Vol.3, No 13, 2003 pp. 599-612
UDC 532.59 539.3 539.421 530.145.6
NEW CLASS OF SOLUTIONS OF THE REDUCED WAVE EQUATION APPLICABLE TO CRACK PROBLEMS
RELATED TO GRADIENT ELASTICITY
David J. Unger1, Elias C. Aifantis2
1Department of Mechanical and Civil Engineering, University of Evansville,
1800 Lincoln Avenue, Evansville, IN 47722, USA
2Center for Mechanics of Materials and Instabilities, Michigan Technological University, 1400 Townsend Drive, Houghton, MI 49931, USA
Using complex variables, the two-dimensional reduced wave equation is transformed into an equation composed of two Hankel operators. Due to the symmetry of these operators, solutions of the transformed equation appear as products of Bessel functions, where each individual function's argument is associated with one of the newly defined independent variables. When a particular class of these solutions is identified with linear elastic displacement for finite length cracks, stresses are generated at the tips possessing the characteristic inverse square root singularity. As an application of this special class of solutions, an internal crack problem subject to the constitutive assumptions of the Aifantis strain gradient elastic theory is posed and solved. In this particular gradient elasticity theory, the analogous linear elastic displacement and stress is incorporated into the solution of the corresponding gradient elasticity problem.

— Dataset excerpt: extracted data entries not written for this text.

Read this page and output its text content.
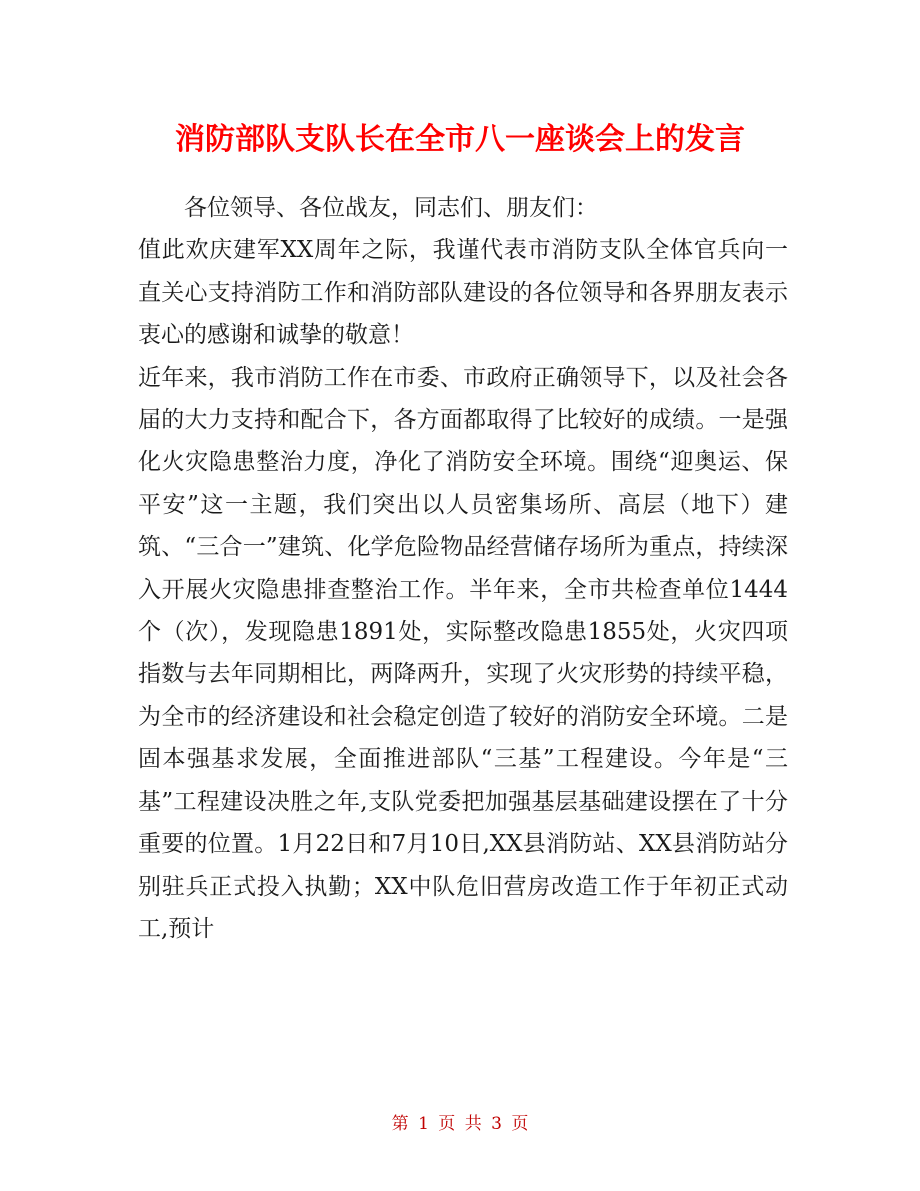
消防部队支队长在全市八一座谈会上的发言

各位领导、各位战友，同志们、朋友们：

值此欢庆建军XX周年之际，我谨代表市消防支队全体官兵向一直关心支持消防工作和消防部队建设的各位领导和各界朋友表示衷心的感谢和诚挚的敬意！

近年来，我市消防工作在市委、市政府正确领导下，以及社会各届的大力支持和配合下，各方面都取得了比较好的成绩。一是强化火灾隐患整治力度，净化了消防安全环境。围绕“迎奥运、保平安”这一主题，我们突出以人员密集场所、高层（地下）建筑、“三合一”建筑、化学危险物品经营储存场所为重点，持续深入开展火灾隐患排查整治工作。半年来，全市共检查单位1444个（次），发现隐患1891处，实际整改隐患1855处，火灾四项指数与去年同期相比，两降两升，实现了火灾形势的持续平稳，为全市的经济建设和社会稳定创造了较好的消防安全环境。二是固本强基求发展，全面推进部队“三基”工程建设。今年是“三基”工程建设决胜之年,支队党委把加强基层基础建设摆在了十分重要的位置。1月22日和7月10日,XX县消防站、XX县消防站分别驻兵正式投入执勤；XX中队危旧营房改造工作于年初正式动工,预计

第 1 页 共 3 页
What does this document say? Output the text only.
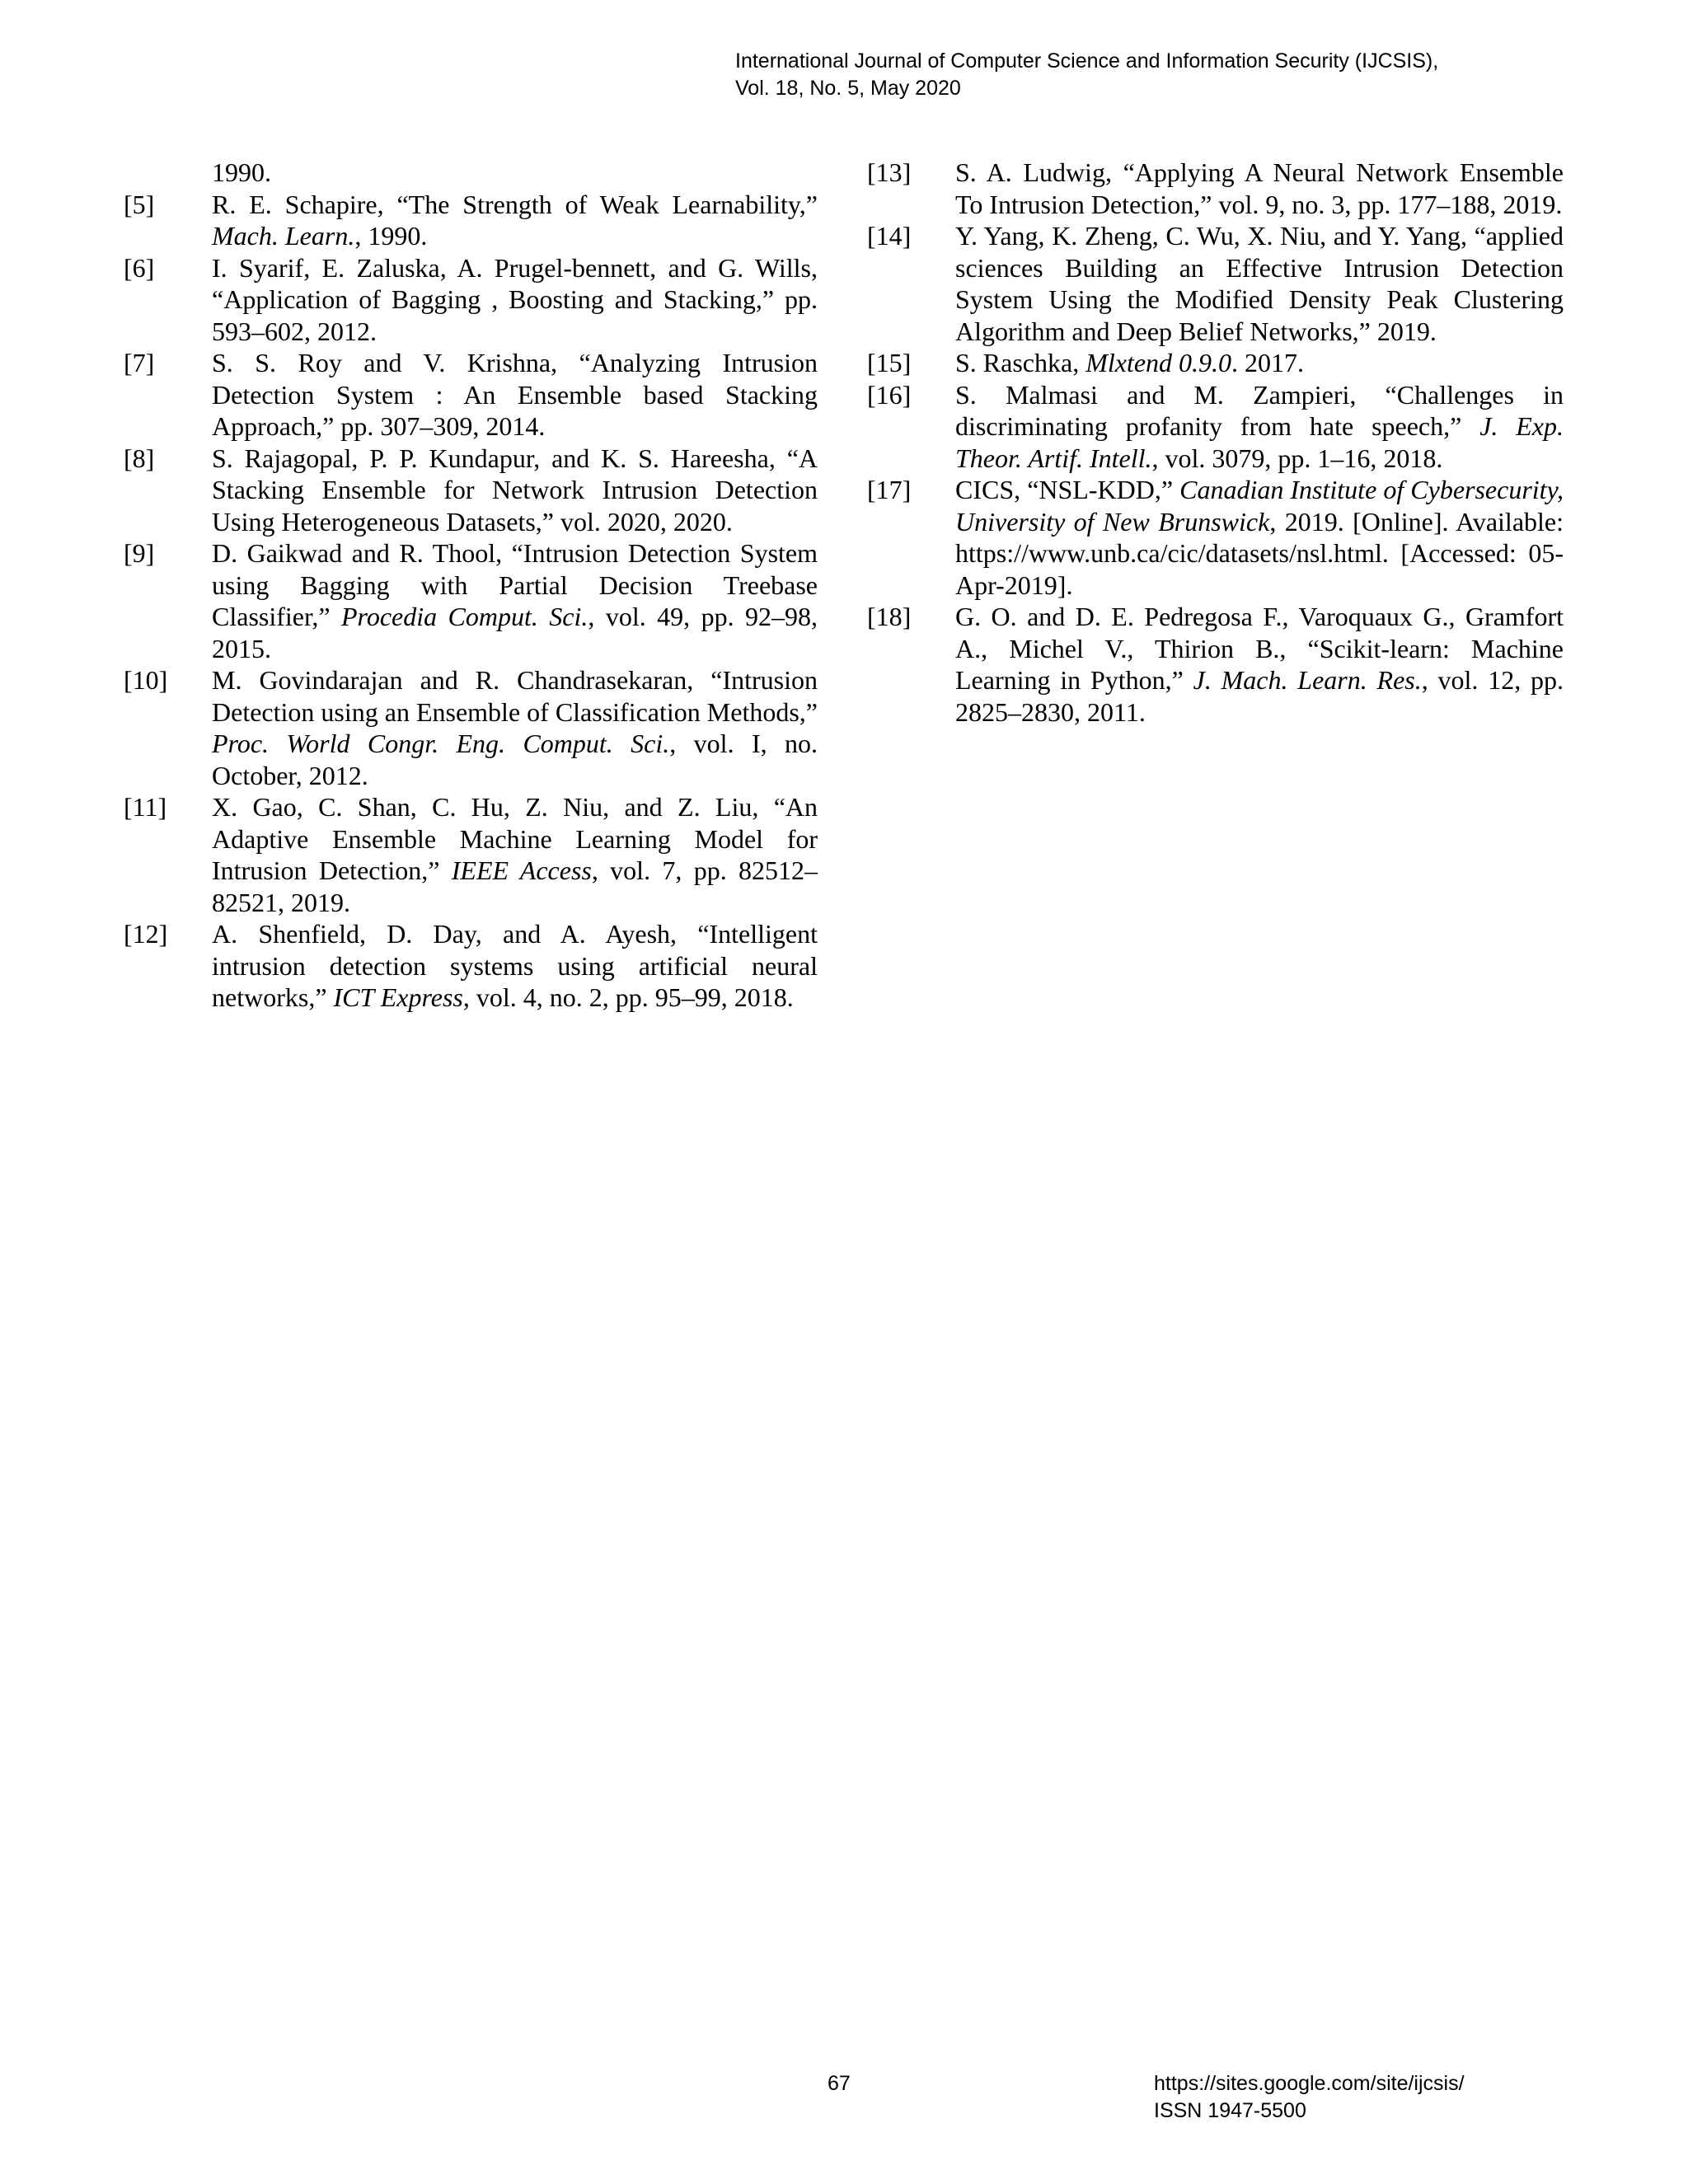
International Journal of Computer Science and Information Security (IJCSIS),
Vol. 18, No. 5, May 2020
1990.
[5]	R. E. Schapire, “The Strength of Weak Learnability,” Mach. Learn., 1990.
[6]	I. Syarif, E. Zaluska, A. Prugel-bennett, and G. Wills, “Application of Bagging , Boosting and Stacking,” pp. 593–602, 2012.
[7]	S. S. Roy and V. Krishna, “Analyzing Intrusion Detection System : An Ensemble based Stacking Approach,” pp. 307–309, 2014.
[8]	S. Rajagopal, P. P. Kundapur, and K. S. Hareesha, “A Stacking Ensemble for Network Intrusion Detection Using Heterogeneous Datasets,” vol. 2020, 2020.
[9]	D. Gaikwad and R. Thool, “Intrusion Detection System using Bagging with Partial Decision Treebase Classifier,” Procedia Comput. Sci., vol. 49, pp. 92–98, 2015.
[10]	M. Govindarajan and R. Chandrasekaran, “Intrusion Detection using an Ensemble of Classification Methods,” Proc. World Congr. Eng. Comput. Sci., vol. I, no. October, 2012.
[11]	X. Gao, C. Shan, C. Hu, Z. Niu, and Z. Liu, “An Adaptive Ensemble Machine Learning Model for Intrusion Detection,” IEEE Access, vol. 7, pp. 82512–82521, 2019.
[12]	A. Shenfield, D. Day, and A. Ayesh, “Intelligent intrusion detection systems using artificial neural networks,” ICT Express, vol. 4, no. 2, pp. 95–99, 2018.
[13]	S. A. Ludwig, “Applying A Neural Network Ensemble To Intrusion Detection,” vol. 9, no. 3, pp. 177–188, 2019.
[14]	Y. Yang, K. Zheng, C. Wu, X. Niu, and Y. Yang, “applied sciences Building an Effective Intrusion Detection System Using the Modified Density Peak Clustering Algorithm and Deep Belief Networks,” 2019.
[15]	S. Raschka, Mlxtend 0.9.0. 2017.
[16]	S. Malmasi and M. Zampieri, “Challenges in discriminating profanity from hate speech,” J. Exp. Theor. Artif. Intell., vol. 3079, pp. 1–16, 2018.
[17]	CICS, “NSL-KDD,” Canadian Institute of Cybersecurity, University of New Brunswick, 2019. [Online]. Available: https://www.unb.ca/cic/datasets/nsl.html. [Accessed: 05-Apr-2019].
[18]	G. O. and D. E. Pedregosa F., Varoquaux G., Gramfort A., Michel V., Thirion B., “Scikit-learn: Machine Learning in Python,” J. Mach. Learn. Res., vol. 12, pp. 2825–2830, 2011.
67	https://sites.google.com/site/ijcsis/
ISSN 1947-5500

NOVA KLASA REŠENJA REDUKOVANE TALASNE JEDNAČINE PRIMENLJIVE NA PROBLEME PRSLINA
U VEZI SA GRADIJENT ELASTIČNOŠĆU
Korišćenjem kompleksnih promenljivih, dvodimenzionalna redukovana talasna jednačina transformiše se u jednačinu koja se sastoji od dva Hankel operatora. Usled simetričnosti ovih operatora, rešenja transformisane jednačine javljaju se kao proizvodi Besel funkcija, gde je svaki pojedinačni argument funkcije vezan za jedan od novoodredjenih nezavisnih promenljivih. Kada se odredjena klasa ovih rešenja identifikuje sa linearnim elastičnim pomeranjem za prsline konačne dužine, stvaraju se naponi na vrhovima koji su karakteristični po obrnutoj vrednosti kvadratnog korena. Kao primena ove posebne klase rešenja, postavlja se i rešava problem unutrašnje prsline koji podleže sustinskim pretpostavkama Aifantis elastične teorije gradijenta napona. Unutar ove gradijentske teorije elastičnosti, analogno linearno elastično pomeranje i napon uračunati su u rešenje odgovarajućeg problema gradijenta elastičnosti.